Perante esta enumeração tripartida das categorias de prestação pública que dão causa e servem de contrapartida à prestação exigível a título de taxa, é incontroverso que o legislador não acolheu aquela conceção restritiva, tendo antes considerado a remoção de um obstáculo jurídico como pressuposto autossuficiente da figura. A própria formulação utilizada sugere isso mesmo, pois a disjuntiva que antecede a referência final corta toda a ligação conectiva com os dois tipos de contraprestação antes expressos.
A utilização de um bem público implica sempre uma prévia permissão ou autorização dessa conduta sem a qual a utilização está vedada.
Esta noção mais ampla de taxa limitou-se a perfilhar uma orientação já anteriormente presente num significativo sector da doutrina portuguesa.
No caso dos autos, estamos perante a Taxa de Segurança Alimentar Mais que foi liquidada pela Direção Geral de Alimentação e Veterinária e que foi criada pelo DL nº 119/2012, de 15 de junho.
Quanto à sua legalidade e constitucionalidade, segue-se o teor do Acórdão do Tribunal Constitucional n.º 539/2015, de 20 de outubro de 2015, que qualificou a TSAM como uma contribuição financeira não violadora de qualquer norma constitucional.
Segue-se ainda a jurisprudência do STA proferida em 17 de junho de 2020 no acórdão n.º 0141/13.4 BEMDL segunda a qual “a TSAM tem sido, de forma reiterada qualificada pelo Tribunal Constitucional como uma contribuição financeira anual constituindo receita da Fundo Sanitário e de Segurança Alimentar Mais tudo conforme resulta do disposto nos artigos 1 e 4 n.º 1 b) do DL 119/12 de 15 de Junho e do art.º 8.º n.º 1 da Portaria 215/12 de 17 de Julho…”
Também o TCA Sul entendeu que tal “Taxa de Segurança Alimentar” é “uma compensação financeira anual que incide sobre a área de venda do estabelecimento entendendo-se como tal toda a área de comércio alimentar pelo que a sua criação por Decreto-Lei do Governo não viola nenhuma reserva constitucional de lei parlamentar nem enferma de inconstitucionalidade orgânica…” (Ac. do TCA Sul, de 11/4/2019, processo n.º 1131/14.5 BELRS).

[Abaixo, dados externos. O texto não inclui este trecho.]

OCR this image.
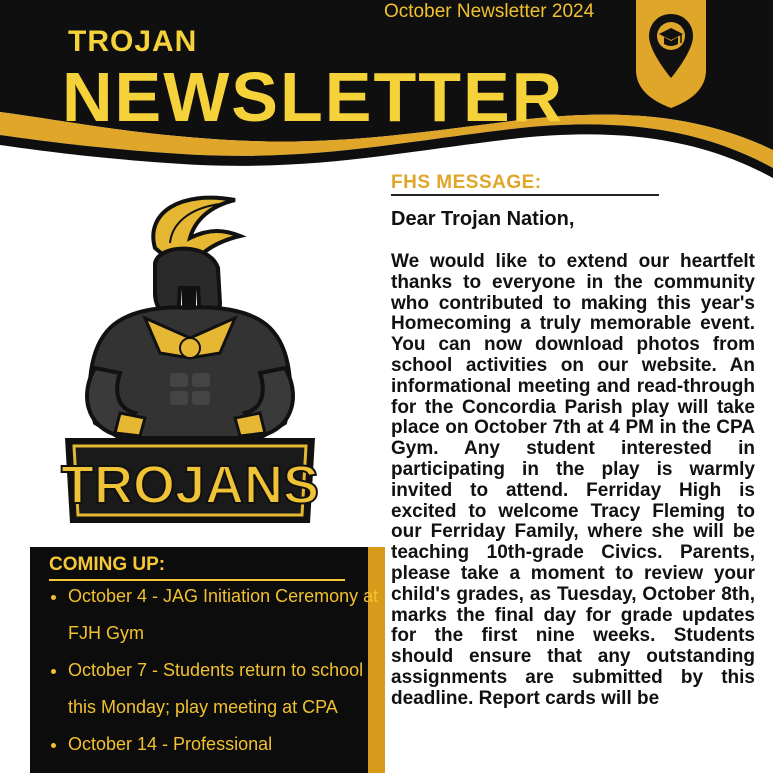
October Newsletter 2024
TROJAN
NEWSLETTER
TROJANS
FHS MESSAGE:
Dear Trojan Nation,

We would like to extend our heartfelt thanks to everyone in the community who contributed to making this year's Homecoming a truly memorable event. You can now download photos from school activities on our website. An informational meeting and read-through for the Concordia Parish play will take place on October 7th at 4 PM in the CPA Gym. Any student interested in participating in the play is warmly invited to attend. Ferriday High is excited to welcome Tracy Fleming to our Ferriday Family, where she will be teaching 10th-grade Civics. Parents, please take a moment to review your child's grades, as Tuesday, October 8th, marks the final day for grade updates for the first nine weeks. Students should ensure that any outstanding assignments are submitted by this deadline. Report cards will be

COMING UP:
• October 4 - JAG Initiation Ceremony at FJH Gym
• October 7 - Students return to school this Monday; play meeting at CPA
• October 14 - Professional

Face ao exposto pelo Tribunal Constitucional, estabelecido que ficou que a TSAM se trata de uma verdadeira contribuição financeira, respeitando o princípio da equivalência, pelo que se conclui que não viola a mesma o princípio da capacidade contributiva, princípio este exclusivamente aplicada aos impostos, conforme previsto no artigo 104º da CRP, nem tampouco o princípio da tributação das empresas segundo o seu lucro real, soçobrando os argumentos aduzidos pela impugnante/recorrente quanto à alegada inconstitucionalidade material.
Mais decorre que, mesmo classificando a TSAM como um tributo comutativo, não fere esta designada taxa o princípio da equivalência.
Quanto à suscitada “ilegalidade por violação do princípio da não consignação de receitas constante da lei de enquadramento orçamental e por violação do regime da união europeia relativo aos auxílios de estado…” o Tribunal recorrido entendeu que inexiste, assim, qualquer fundamento de ilegalidade que pudesse por em causa a conformidade da TSAM com o Direito da União Europeia e, desse modo, viesse afetar com ilegalidade os atos de liquidação impugnados.
Veja-se a este propósito o Acórdão do TCA Sul, de 21.05.2020, Processo nº 923/16.5BELRS in www.dgsi.pt:
“(…)
- 3.A “Taxa de Segurança Alimentar Mais” (TSAM) é uma contribuição financeira;
- 4.Não se verifica a inconstitucionalidade orgânica e material das normas constantes do artigo 9.º do Decreto-Lei n.º 119/2012, de 15 de Junho, e dos artigos 3.º e 4.º da Portaria n.º 215/2012, de 17 de Julho, nem do n.º 1, do artigo 1.º da Portaria n.º 200/2013, de 31 de Maio.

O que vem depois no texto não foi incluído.